In 1930 Mark was appointed the first Honorary Director of Anaesthetics at Royal Prince Alfred Hospital whilst still an Honorary Physician. He held that position and the Lectureship at the University of Sydney until 1933. He remained Honorary Physician until 1938, when he retired from the active staff of the hospital, aged 60. Barry Baker states, however, that Mark’s influence “should be seen as extending from his first appointment in 1913”.[1] His long term colleague and friend, Ivor Hotten described Mark as a person with an “air of jollity and friendliness which radiated from his portly person topped by a shiny pate and a childlike smiling countenance which endeared him to patients and students alike”.[1]

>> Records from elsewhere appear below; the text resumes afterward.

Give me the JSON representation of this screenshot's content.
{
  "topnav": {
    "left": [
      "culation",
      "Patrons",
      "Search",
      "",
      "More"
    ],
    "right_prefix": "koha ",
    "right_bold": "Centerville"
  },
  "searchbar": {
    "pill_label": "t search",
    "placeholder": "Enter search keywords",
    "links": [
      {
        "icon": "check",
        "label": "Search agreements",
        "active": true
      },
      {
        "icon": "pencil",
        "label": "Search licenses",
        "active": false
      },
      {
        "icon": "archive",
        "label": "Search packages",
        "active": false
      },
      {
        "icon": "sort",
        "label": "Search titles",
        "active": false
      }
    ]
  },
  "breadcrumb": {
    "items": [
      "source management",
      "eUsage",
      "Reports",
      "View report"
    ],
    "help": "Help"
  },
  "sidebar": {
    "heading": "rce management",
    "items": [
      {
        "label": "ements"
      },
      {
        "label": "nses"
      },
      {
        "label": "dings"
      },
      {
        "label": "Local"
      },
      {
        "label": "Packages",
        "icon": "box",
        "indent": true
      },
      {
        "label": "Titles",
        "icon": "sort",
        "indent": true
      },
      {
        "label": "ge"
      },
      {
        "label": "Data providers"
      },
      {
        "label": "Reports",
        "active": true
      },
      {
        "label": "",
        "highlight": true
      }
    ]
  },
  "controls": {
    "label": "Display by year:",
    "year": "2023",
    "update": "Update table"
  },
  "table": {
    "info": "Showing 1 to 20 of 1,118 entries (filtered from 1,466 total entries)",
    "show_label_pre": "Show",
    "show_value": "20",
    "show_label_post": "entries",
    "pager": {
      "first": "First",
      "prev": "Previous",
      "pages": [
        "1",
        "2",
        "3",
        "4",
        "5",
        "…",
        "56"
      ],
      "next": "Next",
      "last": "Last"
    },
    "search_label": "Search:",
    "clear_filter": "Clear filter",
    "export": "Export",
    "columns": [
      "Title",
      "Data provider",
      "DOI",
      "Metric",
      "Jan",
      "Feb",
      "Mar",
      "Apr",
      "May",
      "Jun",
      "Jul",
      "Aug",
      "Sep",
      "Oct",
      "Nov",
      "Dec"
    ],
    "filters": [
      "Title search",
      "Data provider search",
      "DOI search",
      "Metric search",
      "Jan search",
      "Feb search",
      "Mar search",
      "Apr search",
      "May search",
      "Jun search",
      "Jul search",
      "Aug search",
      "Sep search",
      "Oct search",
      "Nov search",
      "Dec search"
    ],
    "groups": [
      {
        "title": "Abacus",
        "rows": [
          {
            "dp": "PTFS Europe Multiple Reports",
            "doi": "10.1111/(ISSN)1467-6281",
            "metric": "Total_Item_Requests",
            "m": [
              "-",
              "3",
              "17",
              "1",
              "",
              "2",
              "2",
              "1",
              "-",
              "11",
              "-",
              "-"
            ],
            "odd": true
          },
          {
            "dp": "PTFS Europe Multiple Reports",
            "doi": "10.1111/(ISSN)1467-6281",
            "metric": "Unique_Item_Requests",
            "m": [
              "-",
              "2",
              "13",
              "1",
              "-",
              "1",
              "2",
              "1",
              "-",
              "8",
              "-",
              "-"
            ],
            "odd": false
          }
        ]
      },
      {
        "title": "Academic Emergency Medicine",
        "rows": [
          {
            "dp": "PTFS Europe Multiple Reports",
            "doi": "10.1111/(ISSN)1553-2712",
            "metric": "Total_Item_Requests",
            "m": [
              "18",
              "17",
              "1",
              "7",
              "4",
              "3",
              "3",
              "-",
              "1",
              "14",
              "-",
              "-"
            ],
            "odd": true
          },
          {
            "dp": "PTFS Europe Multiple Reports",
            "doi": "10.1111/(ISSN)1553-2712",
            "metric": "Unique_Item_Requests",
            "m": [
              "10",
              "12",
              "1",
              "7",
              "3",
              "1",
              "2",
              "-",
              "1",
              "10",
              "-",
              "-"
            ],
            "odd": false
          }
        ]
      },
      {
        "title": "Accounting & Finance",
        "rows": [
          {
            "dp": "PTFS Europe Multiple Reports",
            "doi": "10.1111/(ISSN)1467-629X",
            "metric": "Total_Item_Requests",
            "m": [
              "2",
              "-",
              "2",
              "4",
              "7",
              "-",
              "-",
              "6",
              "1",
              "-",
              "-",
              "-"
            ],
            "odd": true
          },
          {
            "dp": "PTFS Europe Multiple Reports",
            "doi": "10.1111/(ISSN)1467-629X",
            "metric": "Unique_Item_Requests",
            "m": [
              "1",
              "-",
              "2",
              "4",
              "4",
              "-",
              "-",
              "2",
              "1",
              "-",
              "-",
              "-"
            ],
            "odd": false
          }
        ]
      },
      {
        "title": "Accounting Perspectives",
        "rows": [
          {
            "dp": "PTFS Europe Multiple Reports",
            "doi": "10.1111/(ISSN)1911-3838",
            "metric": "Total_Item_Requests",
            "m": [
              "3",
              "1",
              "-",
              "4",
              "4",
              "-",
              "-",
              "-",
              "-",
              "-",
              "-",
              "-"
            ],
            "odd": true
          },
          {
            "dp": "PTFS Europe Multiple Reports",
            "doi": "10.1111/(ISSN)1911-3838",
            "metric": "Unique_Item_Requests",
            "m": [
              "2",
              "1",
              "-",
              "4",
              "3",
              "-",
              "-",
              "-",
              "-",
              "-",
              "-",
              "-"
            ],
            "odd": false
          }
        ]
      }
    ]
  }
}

Aside from these medical achievements, in 1913 Dr Mark Lidwill made the first verified recreational capture of a marlin on rod and reel in Australian waters. His catch was a black marlin weighing 70 pounds (32kg) caught off Port Stephens. He donated the fish to the Australian Museum, where its skeleton is still on public display in the downstairs Skeleton Room.
Citation: Mellor, Lise (2008) Lidwill, Mark C. Faculty of Medicine Online Museum and Archive, University of Sydney.
An alternate version appears in: Mellor, L. 150 Years, 150 Firsts: The People of the Faculty of Medicine (2006) Sydney, Sydney University Press.